The latest version of the Correct Coding Initiative (CCI) has an edit that family practice coders should note – especially if the practice treats newborn patients.

Get to know the new CCI 16.1 edit and get ready to observe it with this expert breakdown. Check Column 1 on These Hospital E/Ms According to CCI 16.1, these codes are in column 1 of the mutually exclusive edits:

  • 99231 (Subsequent hospital care, per day, for the evaluation and management of a patient, which requires at least 2 of these 3 key components: a problem focused interval history; a problem focused examination; medical decision making that is straightforward or of low complexity …)
  • 99232 (… an expanded problem focused interval history; an expanded problem focused examination; medical decision making of moderate complexity …)
  • 99233 (… a detailed interval history; a detailed examination; medical decision making of high complexity …).

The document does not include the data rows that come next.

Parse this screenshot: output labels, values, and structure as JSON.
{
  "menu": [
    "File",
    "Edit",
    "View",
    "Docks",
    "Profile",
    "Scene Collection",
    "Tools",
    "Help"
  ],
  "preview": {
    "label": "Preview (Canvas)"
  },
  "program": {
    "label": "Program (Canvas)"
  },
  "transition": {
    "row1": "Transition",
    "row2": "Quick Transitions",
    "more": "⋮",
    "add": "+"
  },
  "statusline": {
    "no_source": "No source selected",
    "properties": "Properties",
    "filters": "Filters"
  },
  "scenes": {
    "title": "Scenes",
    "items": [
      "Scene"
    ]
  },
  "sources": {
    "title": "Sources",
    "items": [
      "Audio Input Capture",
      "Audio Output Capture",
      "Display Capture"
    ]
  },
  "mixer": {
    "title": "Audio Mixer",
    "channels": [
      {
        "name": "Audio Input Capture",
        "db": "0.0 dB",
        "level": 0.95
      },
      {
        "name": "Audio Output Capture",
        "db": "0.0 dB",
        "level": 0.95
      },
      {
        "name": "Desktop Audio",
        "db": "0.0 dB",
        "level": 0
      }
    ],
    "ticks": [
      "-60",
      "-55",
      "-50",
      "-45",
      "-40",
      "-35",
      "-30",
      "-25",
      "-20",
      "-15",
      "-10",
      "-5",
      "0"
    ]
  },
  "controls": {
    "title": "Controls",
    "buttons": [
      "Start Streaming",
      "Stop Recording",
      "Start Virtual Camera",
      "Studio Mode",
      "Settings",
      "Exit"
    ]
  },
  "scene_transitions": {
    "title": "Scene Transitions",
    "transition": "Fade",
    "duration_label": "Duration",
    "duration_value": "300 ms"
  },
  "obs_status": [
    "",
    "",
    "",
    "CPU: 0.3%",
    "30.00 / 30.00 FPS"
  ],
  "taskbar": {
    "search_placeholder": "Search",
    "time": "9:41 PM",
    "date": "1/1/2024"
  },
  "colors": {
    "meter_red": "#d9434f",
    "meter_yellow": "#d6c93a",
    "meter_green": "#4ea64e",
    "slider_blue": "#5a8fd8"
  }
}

Column 2 of these edits includes these codes:

  • 99460 (Initial hospital or birthing center care, per day,for evaluation and management of normal newborn infant)
  • 99461 (Initial care, per day, for evaluation and management of normal newborn infant seen in other than hospital or birthing center)
  • 99462 (Subsequent hospital care, per day. for evaluation and management of normal newborn).

Translation: An FP may not report both normal newborn care and subsequent hospital care for a newborn on the same date of service. If the FP performs normal newborn services (99460-99462) on the same date that the newborn later becomes ill and receives subsequent hospital care (99231-99233), you should only report a code from the 99231-99233 code set, explains Kent Moore, manager of health care financing and delivery systems for the American Academy of Family Physicians (AAFP) in Leawood, Kan.